Technologisch sind die Länder zu schwach entwickelt. Sozialabbau und Lohnsenkungen helfen da nicht. Es wird immer andere Volkswirtschaften geben, die noch billiger produzieren. Das ist daher kein Ausweg. Der einzige gangbare Weg ist, man investiert, in Bildung und in Technologien, in denen man wirklich Werte schöpfen kann. Das wird nicht von einem Tag auf den anderen funktionieren, doch ist es die einzige Möglichkeit.

Ein Marshallplan, der dieses Mal aus Brüssel kommt.
Ja. Wir haben zudem die Europäische Investitionsbank in Luxemburg, die eigentlich für solche Aufbau-Projekte einmal vorgesehen war.

2012 dürften wir uns zunächst kaputt sparen. Entgegen der vorherrschenden Sorge vor einer Inflation erwartet sogar der Chefvolkswirt von Morgan Stanley, Joachim Fels, eher eine Deflation.
Ja, wir sparen uns kaputt. Die Gefahr ist keinesfalls eine Inflation. Die Aussichten für Europa sind bestenfalls eine Stagnation der Wirtschaft. Die südlichen Länder sind in rigide Sparprogramme getrieben worden, alle anderen Euroländer kürzen ihre Defizite - Europa wird 2012 eine Nachfragelücke haben. Das trifft auch Deutschland.

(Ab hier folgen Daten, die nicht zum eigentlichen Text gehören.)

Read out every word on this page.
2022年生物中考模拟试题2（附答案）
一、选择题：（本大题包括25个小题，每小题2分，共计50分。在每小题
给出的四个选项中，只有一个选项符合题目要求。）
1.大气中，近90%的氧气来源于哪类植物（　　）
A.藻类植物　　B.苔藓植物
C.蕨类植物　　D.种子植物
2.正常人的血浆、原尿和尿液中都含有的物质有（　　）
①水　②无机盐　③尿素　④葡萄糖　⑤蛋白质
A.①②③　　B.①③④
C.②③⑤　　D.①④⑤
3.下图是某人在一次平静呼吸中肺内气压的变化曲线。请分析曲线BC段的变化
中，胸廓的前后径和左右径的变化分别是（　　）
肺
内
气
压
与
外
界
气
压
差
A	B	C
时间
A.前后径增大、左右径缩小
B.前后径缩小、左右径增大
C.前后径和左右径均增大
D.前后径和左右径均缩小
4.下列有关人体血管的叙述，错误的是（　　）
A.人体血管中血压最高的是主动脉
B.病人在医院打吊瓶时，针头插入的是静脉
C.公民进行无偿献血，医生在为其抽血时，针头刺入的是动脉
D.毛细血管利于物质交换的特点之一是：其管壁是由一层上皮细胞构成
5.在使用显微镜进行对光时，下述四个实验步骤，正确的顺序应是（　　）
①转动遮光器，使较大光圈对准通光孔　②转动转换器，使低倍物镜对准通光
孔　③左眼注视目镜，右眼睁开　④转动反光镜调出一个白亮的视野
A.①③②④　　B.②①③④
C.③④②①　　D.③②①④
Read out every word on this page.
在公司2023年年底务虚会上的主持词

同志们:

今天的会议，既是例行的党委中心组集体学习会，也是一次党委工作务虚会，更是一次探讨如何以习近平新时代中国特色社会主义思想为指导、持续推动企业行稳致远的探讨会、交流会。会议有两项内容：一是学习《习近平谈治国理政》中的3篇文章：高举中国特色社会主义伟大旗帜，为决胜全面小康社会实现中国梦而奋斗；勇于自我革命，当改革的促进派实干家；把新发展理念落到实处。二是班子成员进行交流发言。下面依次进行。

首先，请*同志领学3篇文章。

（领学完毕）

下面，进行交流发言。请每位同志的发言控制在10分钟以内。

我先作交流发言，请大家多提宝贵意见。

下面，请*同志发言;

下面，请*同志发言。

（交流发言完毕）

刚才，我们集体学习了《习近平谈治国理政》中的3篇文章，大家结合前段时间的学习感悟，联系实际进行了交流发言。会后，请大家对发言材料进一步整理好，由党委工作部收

Die Deutsche Bank erwartet intern eine Rezession in der Eurozone.
Auch die Weltwirtschaft ist in einer schwierigen Lage. In den USA, in Brasilien, Türkei und Südafrika werden niedrige Wachstumsraten erwartet; Indien und China haben eine hohe Inflationsrate und bremsen, in China droht zudem das Platzen einer Immobilienblase. Das verheißt für Deutschland, das auf Exporte setzt, nichts Gutes.
Wenn sich die Finanzkrise noch weiter zuspitzt, es zu einer starken Kreditklemme der Banken kommt, dann könnte es bald eine neue Rezession in Europa geben.

Bausstelle Banken: In Europa brauchen sie 800 Milliarden Euro frisches Geld in 2012.
115 Milliarden als neues Eigenkapital, den „Rest" als Anleihen um alte Anleihen abzuzahlen.

Die Banken seien schuldig, also bitten wir sie zur Kasse, ist zu hören. Oder: Erst mal retten, später bitten wir dann (vielleicht) noch zur Kasse.
Banken brauchen jetzt mehr Geld. Das ist eindeutig. In Deutschland gilt das besonders etwa für die Commerzbank. Ich halte es für sehr wahrscheinlich, dass der Staat eingreifen wird. Doch wenn der Staat eingreift, sollte er auch die Kontrolle übernehmen.

Man hat schon 2008 viele Banken in Europa unterstützt. Diese sind dann trotzdem wieder auf ihren alten Kurs eingeschwenkt: hohe Boni und zu wenige Kredite an produktive Sektoren. Stattdessen machten sie lieber wieder spekulative Finanzgeschäfte. Wenn Banken es nicht schaffen, ihre Hausaufgaben zu lösen, sollten sie vom Staat übernommen werden, und dann könnte man eine vernünftige Kreditpolitik einführen. Das wäre ein wichtiger Beitrag zur Überwindung der Krise.

Die Kapitalmärkte sind seit zwei, drei Dekaden von den Regierungen privilegiert wurden.
Ja. Bis in die 1980er Jahre haben Unternehmen sich hauptsächlich über Bankkredite finanziert. Seit den 1990er Jahren haben die Großbanken dann neue Finanzmärkte aufgebaut. Sie sahen neuen Möglichkeiten für Gewinne. Sie haben dann viel Druck auf die Politik ausgeübt, um die Gesetze zu ändern. Finanzmärkte an sich tun nichts „Böses", es sind die Finanzinstitutionen und das sind hauptsächlich die großen Banken, dazu einige Versicherungsfonds, Rentenfonds. Die Politik hatte das akzeptiert, ließ sich treiben. Ein riesiger Fehler. Die Politik zahlt jetzt einen hohen Preis dafür.